The anthem "Fratelli d'Italia"

The anthem “Fratelli d’Italia”, written by Goffredo Mameli, with music of Michele Novaro, was played and sung the first time on 20th December 1847, when over 30,000 patriots from all over Italy were in Genoa to commemorate the expulsion of the Austrians from Genova in 1746; it was the first public demonstration of the italian Risorgimento.

The authors:

Goffredo Mameli (verses) and Michele Novaro (music)

Goffredo Mameli was born in Genoa in 1827; he died at only 21 years of age, combating in the defence of the Roman Republic, on July 1849.
Poet-writer-patriot-soldier: Mazzini preferred him from among all of his followers because his personality included the perfect synthesis of thought and action.
He descends from an aristocratic family: his mother, the marquess Zoagli Lomellini, childhood friend of Mazzini, understood his sensitivity and the aspirations; his father, of Sardinian origins, was instead loyal to the Savoia family and had made his career in the marine military.
Goffredo wrote political pamphlets, founded a newspaper, was the spirit of all of the demonstrations which until 1846 were aimed at obtaining constitutional reforms from Charles Albert. He ran to the help of the Milanese rising up against the Austrians, he participated in the first war for independence; after the defeat he was among the first to rush to Rome, where, the Pope having fled, on February, 1849 the Republic was declared.

Michele Novaro was born in Genoa on December 23, 1818. From when he was a child he frequented a theatrical and musical environment. His father was a scenery technician at the Carlo Felice Theatre, his mother, Giuseppina Canzio, was the sister of Michele, famous artist and author of numerous theatrical scene paintings. Novaro was culturally formed at the school of song and composing annexed to the Carlo Felice Theatre.
When he added music to the verses of Mameli he was working in Turin as a second tenor to the maestro of the Chorus of the theatres Regio and Carignano.
He later returned to Genoa where he founded a music school where he gave free lessons to the poorest youths. He was a fertile composer and most of all an excellent maestro and organiser of concerts, almost always for charity or to support the movement for political unity. Patriot and altruist, at last he lived on a miserable subsidy, almost forgotten. He died in Genoa on October 20, 1885.

The verses and the melody

The first autographic drafting of “Fratelli d’Italia” is inside a personal notebook of the poet with notes, considerations, poetry, various writings.
The frenzy with which the pen of Mameli pours out concepts and rhymes can be seen; the incomplete words are explained in this way (he writes “llia” for “Italia”), the forgotten accents, the errors with double consonants and other misprints.
The second manuscript of the anthem is preserved in the Museum of the Risorgimento of Turin, it is the copy which Mameli sent to Novaro so he would compose music adapted to the words.

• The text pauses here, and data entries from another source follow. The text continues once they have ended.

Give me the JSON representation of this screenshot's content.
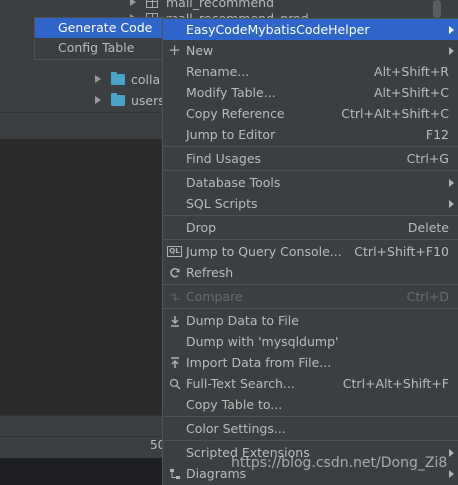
{
  "project_tree": {
    "items": [
      {
        "label": "mall_recommend",
        "icon": "table-icon"
      },
      {
        "label": "mall_recommend_prod",
        "icon": "table-icon"
      },
      {
        "label": "colla",
        "icon": "folder-icon"
      },
      {
        "label": "users",
        "icon": "folder-icon"
      }
    ]
  },
  "status_value": "50",
  "generator_popup": {
    "items": [
      {
        "label": "Generate Code",
        "selected": true
      },
      {
        "label": "Config Table",
        "selected": false
      }
    ]
  },
  "context_menu": {
    "items": {
      "easycode": {
        "label": "EasyCodeMybatisCodeHelper",
        "submenu": true,
        "selected": true
      },
      "new": {
        "label": "New",
        "icon": "plus-icon",
        "submenu": true
      },
      "rename": {
        "label": "Rename...",
        "shortcut": "Alt+Shift+R"
      },
      "modify_table": {
        "label": "Modify Table...",
        "shortcut": "Alt+Shift+C"
      },
      "copy_reference": {
        "label": "Copy Reference",
        "shortcut": "Ctrl+Alt+Shift+C"
      },
      "jump_to_editor": {
        "label": "Jump to Editor",
        "shortcut": "F12"
      },
      "find_usages": {
        "label": "Find Usages",
        "shortcut": "Ctrl+G"
      },
      "database_tools": {
        "label": "Database Tools",
        "submenu": true
      },
      "sql_scripts": {
        "label": "SQL Scripts",
        "submenu": true
      },
      "drop": {
        "label": "Drop",
        "shortcut": "Delete"
      },
      "jump_to_query_console": {
        "label": "Jump to Query Console...",
        "shortcut": "Ctrl+Shift+F10",
        "icon": "query-console-icon",
        "icon_text": "QL"
      },
      "refresh": {
        "label": "Refresh",
        "icon": "refresh-icon"
      },
      "compare": {
        "label": "Compare",
        "shortcut": "Ctrl+D",
        "icon": "compare-icon",
        "disabled": true
      },
      "dump_data_to_file": {
        "label": "Dump Data to File",
        "icon": "dump-icon"
      },
      "dump_with_mysqldump": {
        "label": "Dump with 'mysqldump'"
      },
      "import_data_from_file": {
        "label": "Import Data from File...",
        "icon": "import-icon"
      },
      "full_text_search": {
        "label": "Full-Text Search...",
        "shortcut": "Ctrl+Alt+Shift+F",
        "icon": "search-icon"
      },
      "copy_table_to": {
        "label": "Copy Table to..."
      },
      "color_settings": {
        "label": "Color Settings..."
      },
      "scripted_extensions": {
        "label": "Scripted Extensions",
        "submenu": true
      },
      "diagrams": {
        "label": "Diagrams",
        "submenu": true,
        "icon": "diagram-icon"
      }
    }
  },
  "watermark": "https://blog.csdn.net/Dong_Zi8",
  "colors": {
    "menu_bg": "#3c3f41",
    "selection": "#2f65ca",
    "text": "#bbbbbb",
    "disabled_text": "#6b6b6b",
    "editor_bg": "#2b2b2b",
    "folder": "#4aa3c8"
  }
}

Anton Giulio Barrili, writer and journalist, collected the direct testimony of Michele Novaro of the particular patriot atmosphere in which Michele Novaro composed the music of the anthem of Mameli: “during the evening of mid-September in the home of Lorenzo Valerio music and politics were made together. In fact, to put them together, many hymns which popped up in that year in every part of Italy were read at the pianoforte. In this way a new guest entered the salon, Ulisse Borzino, the excellent painter who all Genovese remember; he himself came from Genoa and, turned to Novaro with a piece of paper he had drawn from his pocket at that moment: ‘Here’, he said, ‘Goffredo sends this to you’. Novaro opened and read it, he was moved. Everyone asked him what it was. They crowded around him. ‘Something stupendous!’, exclaimed the Maestro and read it out loud, and stirred the enthusiasm of all of the audience.